Dâr-ül-harbde müslimân olan, farz olduklarını bilmediği için terk etdiği nemâzları, orucları ve zekâtları kazâ etmez. Fekat, Dârül-islâmda olanların, farzları, harâmları bilmemesi özr olmaz. Mürted, îmâna gelirse, irtidâd zemânında kılmadığı nemâzlarını kazâ etmez. Çünki kâfirler islâmiyyetle muhâtab değildirler. Bir sabî, yatsıyı kıldıkdan sonra cünüb olsa ve fecrden sonra uyansa, yatsıyı kazâ etmesi lâzım olur. Çünki, kılmış olduğu nâfile idi. Uykuda farz oldu. Sıhhatde iken kılınmıyan nemâzları, hasta olunca, teyemmüm ile, îmâ ile kazâ etmek câiz olur. Kazâya kalan, dört rek’at farz, seferî iken de dört rek’at kazâ olunur. Seferde kazâya kalan iki rek’at öğle farzı mukîm iken de iki rek’at kazâ olunur. Öğlenin farzını kılarken, bugünün öğle nemâzının farzına veyâ öğlenin farzına denir. Fâite nemâz sayısı birden fazla olan, (Evvel kazâya kalmış olan) veyâ (Son kazâya kalmış olan) öğle farzını kazâ edebilir. Fekat, bir Ramezân ayının birkaç gününü kazâ ederken, günlerin sırasını ta’yîn lâzım değildir.

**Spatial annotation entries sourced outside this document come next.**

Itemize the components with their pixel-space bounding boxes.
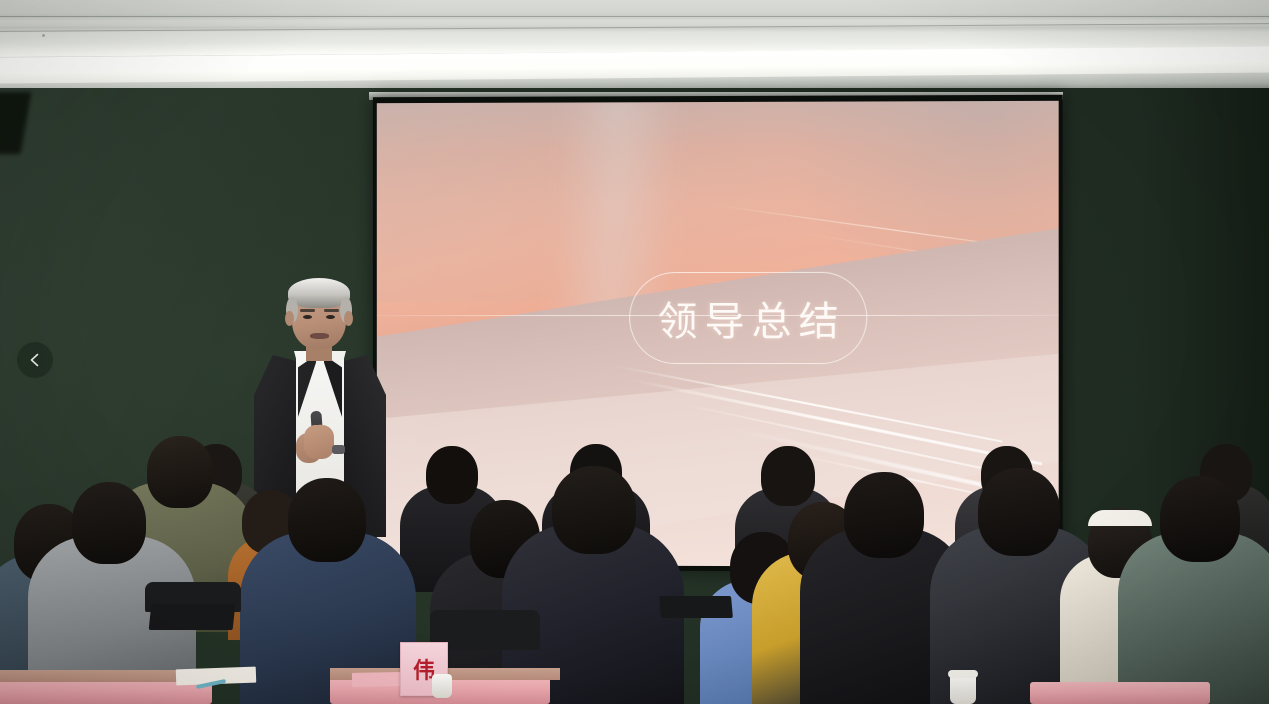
conference-table — [1030, 682, 1210, 704]
cup-lid — [948, 670, 978, 678]
chevron-left-icon — [27, 352, 43, 368]
screenshot-root: 领导总结 — [0, 0, 1269, 704]
slide-title: 领导总结 — [651, 289, 846, 347]
presenter-eye — [326, 315, 335, 319]
ceiling-seam — [0, 23, 1269, 32]
paper-cup — [432, 674, 452, 698]
ceiling-seam — [0, 16, 1269, 17]
presenter-ear — [344, 311, 353, 326]
presenter-ear — [285, 311, 294, 326]
previous-button[interactable] — [17, 342, 53, 378]
audience: 伟 — [0, 440, 1269, 704]
presenter-brow — [324, 309, 339, 312]
headband — [1088, 510, 1152, 526]
presenter-mouth — [310, 333, 329, 339]
paper-cup — [950, 674, 976, 704]
presenter-brow — [300, 309, 315, 312]
ceiling-fixture-dot — [42, 34, 45, 37]
slide-title-pill: 领导总结 — [629, 272, 867, 364]
presenter-eye — [303, 315, 312, 319]
laptop — [659, 596, 733, 618]
laptop — [149, 604, 236, 630]
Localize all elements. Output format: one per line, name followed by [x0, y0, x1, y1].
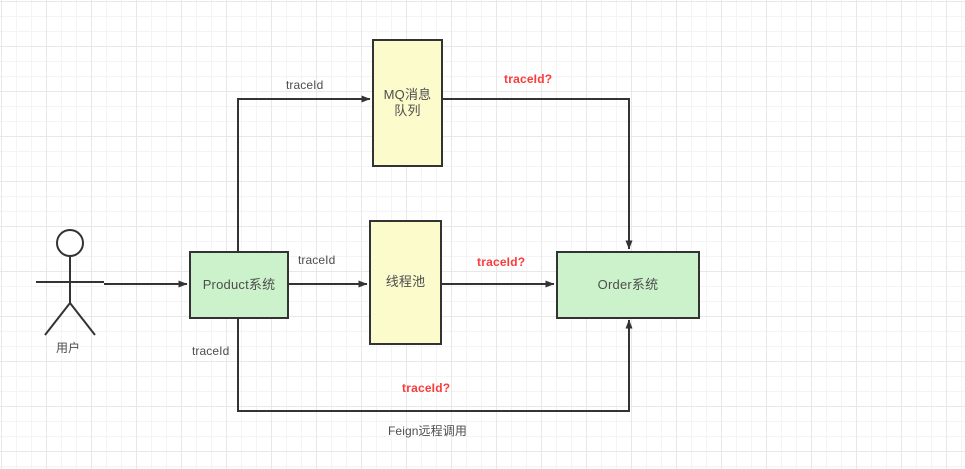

Metrük nemâzları kazâ ederken başkalarına belli etmemelidir. Çünki, nemâzı vaktinde kılmamak günâhdır. Günâhını izhâr etmek de ayrıca günâh olur. Gece gizli yapılan günâhı, gündüz başkalarına anlatmak da günâhdır. İbni Âbidînden terceme burada temâm oldu.
Görülüyor ki, Hanefî mezhebinde, fâite nemâzları acele kazâ etmek lâzımdır. Şâfi’î mezhebinde de böyledir. Şâfi’î âlimlerinden Şemsüddîn Muhammed Remlî “rahmetullahi aleyh”, fetvâsında buyuruyor ki, (Özr ile fevt edilmiş nemâzları olanın, Ramezânda terâvîh kılıp, fâiteleri Ramezândan sonra kazâ etmesi günâh olmaz. Fekat, özrsüz terk edilmiş nemâzları olanın böyle yapması günâh olur. Çünki terk edilmiş nemâzların fevren kazâ edilmeleri lâzımdır.) Özrsüz terk edilmiş olan nemâzları önce kılmayıp da sünnetleri meselâ terâvîhi önce kılmanın günâh olduğunu, sünnetler yerine bu nemâzları kazâ etmek lâzım olduğunu, Şâfi’î mezhebinin âlimleri açık olarak bildiriyor. Hanefî mezhebi de böyledir. Hanefîde, özr ile kılınamamış olan fâitelerin kazâlarını sünnet kılacak kadar gecikdirmek câizdir denilmesi, bunların kazâlarını gecikdirmemenin dahâ iyi olacağını göstermekdedir.Çünki câiz, islâmiyyetde yasak edilmemişdir demekdir. İbni Âbidîn “rahime-hullahü teâlâ”, akar suyu isrâf etmek câizdir sözünü, ya’nî tenzîhen mekrûhdur diye açıklamakdadır. Özr ile fevt edilen nemâzların kazâ edilmeleri acele olunca, özrsüz terk edilmiş nemâzları sünnetler yerine kılmak lâzım olur.